“嗯,没喝过这么难喝的。”
“……那你还收我那么多钱!”逐溪愤慨道,“我给了你从未有过的喝酒体验,在你贫瘠的酒类中添加了一抹光鲜的色彩,你怎么能不满意呢?”
楚越安呵一声,“是个正常人就不会满意。

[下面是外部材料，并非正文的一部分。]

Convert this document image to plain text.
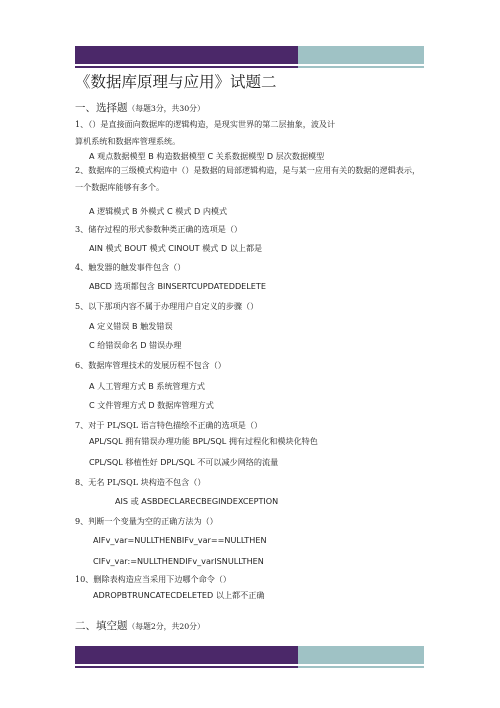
《数据库原理与应用》试题二
一、选择题（每题3分，共30分）
1、（）是直接面向数据库的逻辑构造，是现实世界的第二层抽象，波及计算机系统和数据库管理系统。
A 观点数据模型 B 构造数据模型 C 关系数据模型 D 层次数据模型
2、数据库的三级模式构造中（）是数据的局部逻辑构造，是与某一应用有关的数据的逻辑表示，一个数据库能够有多个。
A 逻辑模式 B 外模式 C 模式 D 内模式
3、储存过程的形式参数种类正确的选项是（）
AIN 模式 BOUT 模式 CINOUT 模式 D 以上都是
4、触发器的触发事件包含（）
ABCD 选项都包含 BINSERTCUPDATEDDELETE
5、以下那项内容不属于办理用户自定义的步骤（）
A 定义错误 B 触发错误
C 给错误命名 D 错误办理
6、数据库管理技术的发展历程不包含（）
A 人工管理方式 B 系统管理方式
C 文件管理方式 D 数据库管理方式
7、对于 PL/SQL 语言特色描绘不正确的选项是（）
APL/SQL 拥有错误办理功能 BPL/SQL 拥有过程化和模块化特色
CPL/SQL 移植性好 DPL/SQL 不可以减少网络的流量
8、无名 PL/SQL 块构造不包含（）
AIS 或 ASBDECLARECBEGINDEXCEPTION
9、判断一个变量为空的正确方法为（）
AIFv_var=NULLTHENBIFv_var==NULLTHEN
CIFv_var:=NULLTHENDIFv_varISNULLTHEN
10、删除表构造应当采用下边哪个命令（）
ADROPBTRUNCATECDELETED 以上都不正确
二、填空题（每题2分，共20分）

”
逐溪:你也算个正常人?
“我随机找个人,如果他说满意怎么办?”她问。
“那就按协议说的,支付十万。”
“行!”逐溪目光在小酒吧众人身上扫过一遍,最后停留在楚温韦身上,她敲敲吧台,引楚温韦看过来,“你,过来。”
楚温韦不情不愿地靠近,“干什么?”
逐溪把瓶子里的酒倒一半进杯子中,递给楚温韦,“尝尝味道。”
“我不。”楚温韦神色警惕。
“喝,喝完说说味道怎么样。”逐溪目光如刀。
被胁迫的楚温韦不得不接过杯子,一口饮尽杯中的液体,喝时表情狰狞且痛苦,喝完之后表情恢复正常,甚至还有些茫然,他以为逐溪给他喝的会是什么难喝的毒药,结果就这?
“还挺好喝的。”他点评道。
逐溪上下打量楚温韦,刚才他喝的是辣的酒,她还没开始威胁,对方还挺上道,“下一杯。”
剩下两杯都被品尝过一遍,楚温韦诚实道:“滋味特别,不难喝。”
逐溪这回真惊了,没想到对方骨骼清奇,她都觉得酸得像醋的酒难以下咽,楚温韦竟然欣赏得来。